As we use our resources and the climate crisis gets worse, things can change – but for now, we’ve always been able to produce more food than we need, even if we don’t have the will or ability to deliver it. The answer – according to his study – was soon cannibalism followed by an apocalypse. John B. Calhoun developed a series of experiments that basically met every need of rats and then tracked the effects of time on the population. The most infamous of the experiments was named, quite dramatically, the Universe 25.
In this study, he took four breeding rats and placed them inside a “utopia”. The environment was created to eliminate problems that could lead to wildlife deaths. They can access unlimited food through 16 food hoppers accessed through the tunnel, which can feed 25 rats together and a bottle of water just above.
Nesting material was provided. The weather was kept at 68°F (20°C), which is the temperature of the mouse among those of you who are not rats. The rats were selected for their health, obtained from the National Institutes of Health, and extreme care was taken to prevent any disease in the universe.
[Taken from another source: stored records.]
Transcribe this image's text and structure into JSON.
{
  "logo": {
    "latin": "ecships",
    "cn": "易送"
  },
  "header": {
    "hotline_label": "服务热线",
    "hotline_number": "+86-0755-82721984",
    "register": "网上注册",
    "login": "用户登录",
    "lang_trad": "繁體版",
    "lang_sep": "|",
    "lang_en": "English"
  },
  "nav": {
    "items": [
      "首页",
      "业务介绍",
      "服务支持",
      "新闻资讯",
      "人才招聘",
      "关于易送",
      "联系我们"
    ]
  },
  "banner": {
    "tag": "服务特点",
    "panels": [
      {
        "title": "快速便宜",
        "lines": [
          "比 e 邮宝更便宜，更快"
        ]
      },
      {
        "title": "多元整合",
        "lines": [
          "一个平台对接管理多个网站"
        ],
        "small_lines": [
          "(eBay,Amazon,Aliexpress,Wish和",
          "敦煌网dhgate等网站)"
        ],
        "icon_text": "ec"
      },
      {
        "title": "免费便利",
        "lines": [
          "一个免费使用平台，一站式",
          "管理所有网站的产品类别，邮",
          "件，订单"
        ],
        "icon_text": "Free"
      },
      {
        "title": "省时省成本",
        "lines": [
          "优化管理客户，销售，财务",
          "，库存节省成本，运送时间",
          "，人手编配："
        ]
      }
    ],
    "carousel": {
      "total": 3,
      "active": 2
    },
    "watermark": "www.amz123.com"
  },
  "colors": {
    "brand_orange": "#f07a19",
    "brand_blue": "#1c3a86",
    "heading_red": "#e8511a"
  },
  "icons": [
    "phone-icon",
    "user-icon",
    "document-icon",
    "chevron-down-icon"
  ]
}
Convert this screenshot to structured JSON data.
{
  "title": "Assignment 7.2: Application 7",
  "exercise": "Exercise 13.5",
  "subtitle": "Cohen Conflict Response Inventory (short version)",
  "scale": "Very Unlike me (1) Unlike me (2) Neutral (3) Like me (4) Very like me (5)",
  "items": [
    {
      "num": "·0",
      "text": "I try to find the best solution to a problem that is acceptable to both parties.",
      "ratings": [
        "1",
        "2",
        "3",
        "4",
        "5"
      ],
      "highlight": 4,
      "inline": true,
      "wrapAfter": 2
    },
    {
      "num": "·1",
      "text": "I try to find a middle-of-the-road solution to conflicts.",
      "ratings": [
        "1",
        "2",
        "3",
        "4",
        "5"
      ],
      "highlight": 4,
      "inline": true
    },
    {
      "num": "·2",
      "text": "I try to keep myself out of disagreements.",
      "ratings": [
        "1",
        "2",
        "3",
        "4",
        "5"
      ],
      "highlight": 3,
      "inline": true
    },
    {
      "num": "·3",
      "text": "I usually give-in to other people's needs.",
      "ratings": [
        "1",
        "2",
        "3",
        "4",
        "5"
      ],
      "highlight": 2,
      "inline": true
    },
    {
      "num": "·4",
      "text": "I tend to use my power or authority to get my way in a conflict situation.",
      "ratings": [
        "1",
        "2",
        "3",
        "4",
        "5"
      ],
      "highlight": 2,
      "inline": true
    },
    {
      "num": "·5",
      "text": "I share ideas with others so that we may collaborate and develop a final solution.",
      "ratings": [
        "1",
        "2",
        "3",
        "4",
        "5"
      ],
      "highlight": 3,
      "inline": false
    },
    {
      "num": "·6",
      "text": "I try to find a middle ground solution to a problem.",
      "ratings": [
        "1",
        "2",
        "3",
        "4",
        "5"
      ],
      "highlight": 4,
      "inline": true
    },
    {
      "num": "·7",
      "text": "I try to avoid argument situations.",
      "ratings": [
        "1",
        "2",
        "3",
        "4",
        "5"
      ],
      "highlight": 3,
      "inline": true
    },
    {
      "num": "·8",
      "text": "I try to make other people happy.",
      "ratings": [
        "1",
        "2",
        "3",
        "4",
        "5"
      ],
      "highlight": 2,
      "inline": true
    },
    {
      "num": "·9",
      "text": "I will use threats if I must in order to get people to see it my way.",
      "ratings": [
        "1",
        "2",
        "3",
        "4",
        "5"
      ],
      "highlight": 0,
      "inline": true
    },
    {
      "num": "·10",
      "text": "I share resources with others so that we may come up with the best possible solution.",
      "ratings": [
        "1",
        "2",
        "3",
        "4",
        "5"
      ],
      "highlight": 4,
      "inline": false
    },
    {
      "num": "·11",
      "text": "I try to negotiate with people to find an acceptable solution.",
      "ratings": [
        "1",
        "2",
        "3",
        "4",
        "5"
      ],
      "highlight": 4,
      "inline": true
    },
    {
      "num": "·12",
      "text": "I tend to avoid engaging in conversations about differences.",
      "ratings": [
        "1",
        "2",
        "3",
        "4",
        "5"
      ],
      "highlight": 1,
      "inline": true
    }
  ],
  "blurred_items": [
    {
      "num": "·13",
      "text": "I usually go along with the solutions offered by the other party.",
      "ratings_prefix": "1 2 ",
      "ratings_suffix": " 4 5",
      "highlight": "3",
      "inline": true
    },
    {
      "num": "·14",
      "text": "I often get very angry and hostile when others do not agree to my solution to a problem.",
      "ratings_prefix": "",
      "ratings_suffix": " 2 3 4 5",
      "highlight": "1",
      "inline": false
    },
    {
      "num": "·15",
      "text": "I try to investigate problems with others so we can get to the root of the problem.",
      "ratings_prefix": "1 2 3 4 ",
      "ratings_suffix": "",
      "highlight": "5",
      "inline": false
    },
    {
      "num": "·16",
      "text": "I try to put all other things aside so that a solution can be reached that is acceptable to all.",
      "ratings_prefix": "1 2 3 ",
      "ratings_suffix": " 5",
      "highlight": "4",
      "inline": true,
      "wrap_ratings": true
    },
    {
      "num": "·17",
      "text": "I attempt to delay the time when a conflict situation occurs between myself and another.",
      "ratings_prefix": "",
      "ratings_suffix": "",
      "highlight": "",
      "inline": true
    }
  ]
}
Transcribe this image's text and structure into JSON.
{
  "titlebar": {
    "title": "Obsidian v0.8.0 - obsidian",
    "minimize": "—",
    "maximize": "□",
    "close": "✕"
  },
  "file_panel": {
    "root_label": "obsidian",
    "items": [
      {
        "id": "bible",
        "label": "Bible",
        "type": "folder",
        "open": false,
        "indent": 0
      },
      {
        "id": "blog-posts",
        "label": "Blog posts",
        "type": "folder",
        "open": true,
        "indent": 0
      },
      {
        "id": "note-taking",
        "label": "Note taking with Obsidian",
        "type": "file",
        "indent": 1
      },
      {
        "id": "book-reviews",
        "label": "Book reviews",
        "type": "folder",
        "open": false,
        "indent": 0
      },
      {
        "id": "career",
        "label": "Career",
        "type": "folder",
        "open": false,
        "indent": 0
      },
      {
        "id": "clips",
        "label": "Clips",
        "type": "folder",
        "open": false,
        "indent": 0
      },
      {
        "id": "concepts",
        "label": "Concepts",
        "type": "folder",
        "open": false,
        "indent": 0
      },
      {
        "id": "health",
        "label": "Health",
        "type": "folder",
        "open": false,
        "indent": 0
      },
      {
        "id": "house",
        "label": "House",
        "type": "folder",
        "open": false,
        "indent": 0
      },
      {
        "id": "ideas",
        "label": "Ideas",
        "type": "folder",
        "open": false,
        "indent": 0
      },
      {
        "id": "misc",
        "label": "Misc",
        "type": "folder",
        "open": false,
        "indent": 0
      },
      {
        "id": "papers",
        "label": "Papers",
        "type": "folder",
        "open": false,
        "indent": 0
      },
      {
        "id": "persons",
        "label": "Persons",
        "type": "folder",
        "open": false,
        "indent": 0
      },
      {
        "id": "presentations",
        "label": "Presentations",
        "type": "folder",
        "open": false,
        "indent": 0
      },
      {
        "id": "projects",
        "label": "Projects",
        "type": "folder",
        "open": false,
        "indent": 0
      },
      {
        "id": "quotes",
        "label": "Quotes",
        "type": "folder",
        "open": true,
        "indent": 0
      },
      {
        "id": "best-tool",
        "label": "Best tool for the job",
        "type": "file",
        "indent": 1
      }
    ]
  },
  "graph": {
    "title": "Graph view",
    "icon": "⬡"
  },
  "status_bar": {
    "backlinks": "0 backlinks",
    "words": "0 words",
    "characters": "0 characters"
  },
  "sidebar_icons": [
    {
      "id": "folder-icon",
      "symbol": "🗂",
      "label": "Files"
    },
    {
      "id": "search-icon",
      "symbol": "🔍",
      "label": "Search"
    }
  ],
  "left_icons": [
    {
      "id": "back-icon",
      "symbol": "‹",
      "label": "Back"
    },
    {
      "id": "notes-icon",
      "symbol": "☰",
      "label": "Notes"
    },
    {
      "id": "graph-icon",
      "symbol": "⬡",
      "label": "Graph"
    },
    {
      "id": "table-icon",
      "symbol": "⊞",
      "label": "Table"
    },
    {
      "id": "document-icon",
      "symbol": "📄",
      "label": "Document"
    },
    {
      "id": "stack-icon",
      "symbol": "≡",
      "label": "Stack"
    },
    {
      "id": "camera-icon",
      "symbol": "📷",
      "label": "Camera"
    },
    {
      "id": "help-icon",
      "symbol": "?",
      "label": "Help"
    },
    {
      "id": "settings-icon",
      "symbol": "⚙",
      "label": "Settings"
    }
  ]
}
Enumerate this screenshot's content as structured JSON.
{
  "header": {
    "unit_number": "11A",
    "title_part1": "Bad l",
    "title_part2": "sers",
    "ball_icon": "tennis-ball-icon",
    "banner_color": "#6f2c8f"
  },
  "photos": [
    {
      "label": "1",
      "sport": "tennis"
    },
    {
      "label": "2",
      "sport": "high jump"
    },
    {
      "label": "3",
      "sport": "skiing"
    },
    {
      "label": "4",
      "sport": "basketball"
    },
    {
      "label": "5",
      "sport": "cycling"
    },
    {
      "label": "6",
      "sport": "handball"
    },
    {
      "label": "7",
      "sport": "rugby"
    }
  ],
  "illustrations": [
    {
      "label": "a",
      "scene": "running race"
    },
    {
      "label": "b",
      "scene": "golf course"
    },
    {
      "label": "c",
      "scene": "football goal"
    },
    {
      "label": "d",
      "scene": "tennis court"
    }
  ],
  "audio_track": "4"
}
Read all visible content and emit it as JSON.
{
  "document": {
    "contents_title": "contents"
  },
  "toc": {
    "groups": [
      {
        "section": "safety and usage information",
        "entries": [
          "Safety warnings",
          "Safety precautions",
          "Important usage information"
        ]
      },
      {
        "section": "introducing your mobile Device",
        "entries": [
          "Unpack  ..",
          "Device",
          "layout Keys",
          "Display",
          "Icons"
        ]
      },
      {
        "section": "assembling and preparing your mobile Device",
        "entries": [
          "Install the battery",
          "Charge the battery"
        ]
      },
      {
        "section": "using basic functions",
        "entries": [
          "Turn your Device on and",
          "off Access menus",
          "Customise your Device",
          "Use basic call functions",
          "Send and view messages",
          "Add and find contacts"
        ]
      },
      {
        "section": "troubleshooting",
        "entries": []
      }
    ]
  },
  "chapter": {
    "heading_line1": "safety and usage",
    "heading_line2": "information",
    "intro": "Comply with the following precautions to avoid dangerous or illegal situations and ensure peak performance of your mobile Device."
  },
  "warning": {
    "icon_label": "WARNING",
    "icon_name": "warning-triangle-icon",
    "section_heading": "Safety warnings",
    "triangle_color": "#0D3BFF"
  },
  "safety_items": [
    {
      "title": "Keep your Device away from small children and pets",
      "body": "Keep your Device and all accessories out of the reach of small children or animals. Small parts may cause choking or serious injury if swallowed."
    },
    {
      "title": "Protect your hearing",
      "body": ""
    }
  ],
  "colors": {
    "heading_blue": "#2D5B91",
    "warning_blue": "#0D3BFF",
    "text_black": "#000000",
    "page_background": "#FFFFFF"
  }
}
As well as this, no predator was present in the utopia, as its causes stand. It’s not often that anything is described as a “utopia,” but there were also lions that were picking us up one by one. The experiment began, and as you might expect, the rats used a time that was usually wasted for food and shelter for excessive sexual intercourse. After about 55 days, the population doubled as the rats filled the most desirable space in the pen, where access to the food tunnel was easy.